My training in sociology has allowed me to see individuals and situations from the vantage point of a subdiscipline that examines the language, ways and appearances of people, especially those who nurse public images. Reading the Inquirer every day, I cannot help but turn my attention to the everyday scenarios and personalities being reported. I think the cases of Senators Nancy Binay, Jinggoy Estrada and Bong Revilla are worth examining.
While browsing through the latest news on the Internet, I chanced upon a news article in ANC dated Oct. 29 (“Nancy slams VP Binay’s ‘hacendero’ critics”). I will not dwell on the content of the article which has nothing to do with the subject of this piece. Instead, I want to focus on Senator Binay’s appearance and language.
By her appearance, I do not intend to discuss her physical attributes. I will leave that to beauty experts. By her appearance, I refer to the way she carries herself in public and the way she speaks and comments on the issues currently hounding her family. After all, the truth about one’s self, according to the pragmatic notion of identity, is not about being faithful to reality, or not. It is all about managing an identity that allows a person to command respect from others and to track her/his goals as an individual. As our friends from the nearby province of Batangas would say, “Dapat may golpe de gulat (A surprising, dramatic action is needed)”—e.g., of a politician, an opponent, etc. This is what Nancy Binay so terribly lacks, I think. Credentials-wise she has nothing to flash either.
Browsing through the same news site, I saw the name of Senator Revilla as one of the trending names in the social media. Wondering how and why, I googled his name, expecting to see recent news on the accusations against him involving the pork barrel, or his petition to be allowed to post bail on grounds of lack of strong evidence. But what caught my attention were images of his stints as a movie actor. Images of him wearing a “Panday” costume and wielding that legendary sword still dominate a Web search of him these days despite his being a supposedly seasoned politician.
I could not believe what I was seeing, so I decided to study his resumé in the Senate webpage that features the profiles of the senators. Interestingly, his profile does not contain his curriculum vitae. All it contains is some sort of a narrative saying that what he depicted in the movies has now become a reality for him and for the people. It’s clear “pambobola” (falsehood), but what do we expect, anyway? That’s the stuff Bong Revilla and his ilk are made of.
On another front, all that one sees of someone like Senator Estrada are pure arrogance and a great deal of ignorance. He and and his colleague in show business, Revilla, have not been able to outgrow their tendency to “act cute” even if they have become politicians. I recall seeing them in one news segment kidding and calling each other “kakosa” (prison cell mates) during Estrada’s birthday party at the height of the Senate investigation of the pork barrel scam. That was not how they were supposed to speak as honorable men. I may be stating the obvious, but in my heart of hearts, I know they have no business being in an august body once peopled by the likes of Jose Diokno, Benigno Aquino Jr., Jovito Salonga and Lorenzo Tañada.
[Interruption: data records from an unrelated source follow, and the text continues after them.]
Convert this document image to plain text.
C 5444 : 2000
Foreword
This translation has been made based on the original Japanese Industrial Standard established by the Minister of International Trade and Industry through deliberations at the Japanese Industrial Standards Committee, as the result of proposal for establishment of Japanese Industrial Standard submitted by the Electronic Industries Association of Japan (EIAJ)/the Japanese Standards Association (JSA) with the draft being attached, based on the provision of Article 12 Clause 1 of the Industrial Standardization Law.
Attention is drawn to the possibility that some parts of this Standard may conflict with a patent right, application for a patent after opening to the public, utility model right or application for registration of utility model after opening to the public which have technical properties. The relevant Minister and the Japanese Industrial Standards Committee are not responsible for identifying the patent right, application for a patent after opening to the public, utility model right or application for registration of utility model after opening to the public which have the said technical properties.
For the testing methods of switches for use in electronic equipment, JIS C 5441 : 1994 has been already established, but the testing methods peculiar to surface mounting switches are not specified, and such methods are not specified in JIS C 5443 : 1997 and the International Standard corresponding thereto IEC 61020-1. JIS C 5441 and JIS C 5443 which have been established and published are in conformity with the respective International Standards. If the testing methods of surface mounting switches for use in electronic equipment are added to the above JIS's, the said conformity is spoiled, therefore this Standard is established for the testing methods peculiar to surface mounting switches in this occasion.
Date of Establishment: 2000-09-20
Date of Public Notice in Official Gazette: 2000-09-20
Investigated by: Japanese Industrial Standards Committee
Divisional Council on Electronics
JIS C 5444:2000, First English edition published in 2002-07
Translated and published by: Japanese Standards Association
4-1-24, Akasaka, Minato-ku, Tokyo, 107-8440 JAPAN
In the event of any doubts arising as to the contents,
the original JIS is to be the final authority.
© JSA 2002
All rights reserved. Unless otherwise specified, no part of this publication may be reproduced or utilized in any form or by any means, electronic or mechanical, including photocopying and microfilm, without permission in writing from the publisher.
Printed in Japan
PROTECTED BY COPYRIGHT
My old former village chair in the remote little town where I come from displays more honor and nobility than they do.
What has gone wrong in Philippine society? How did we come to this flawed system in the recruitment of political decision-makers? It is a mind-boggling issue that requires us to reflect on the kind of society that we have become, as shown by the quality of leaders that have been elected to make decisions in our name.
To my mind, it boils down to the conditions of poverty and desperation. The argument that our people get the kind of government that they deserve does not really hold water. They deserve more. But until we empower and give them the capacities to contribute significantly in nurturing a young democracy such as ours, the sword of “Panday” and the Robin Hood in Wilson Sorronda are mightier antidotes to their everyday struggles. This can only be accomplished through solid education and economic justice.
In his efforts to dissuade me from entertaining the crazy idea of becoming a politician, my father used to tell me: “Ang pulitika ay pa-lintik ka (Politics will put you on a downward spiral).” But, if we take politics to mean “the society’s way of producing collectively-binding decisions,” as the German thinker Niklas Luhmann puts it, does choosing Senators Binay, Estrada and Revilla represent the collectively-binding, intelligent choice of the majority of our people? I think not. If it were the contrary, by golly, I will choose to embrace statelessness over tastelessness.
Binay, Estrada and Revilla are the personification of everything that’s wrong in Philippine politics, the lowest that a political system could go. They are the disfigurement of what our founding fathers envisioned for this country, which can well enrage Rizal and Bonifacio to rise from their graves and admonish this generation for its exceedingly low value of what they fought and died for. These elected leaders fail so miserably to make us proud as Filipinos.
They are eyesores in the Philippine Senate.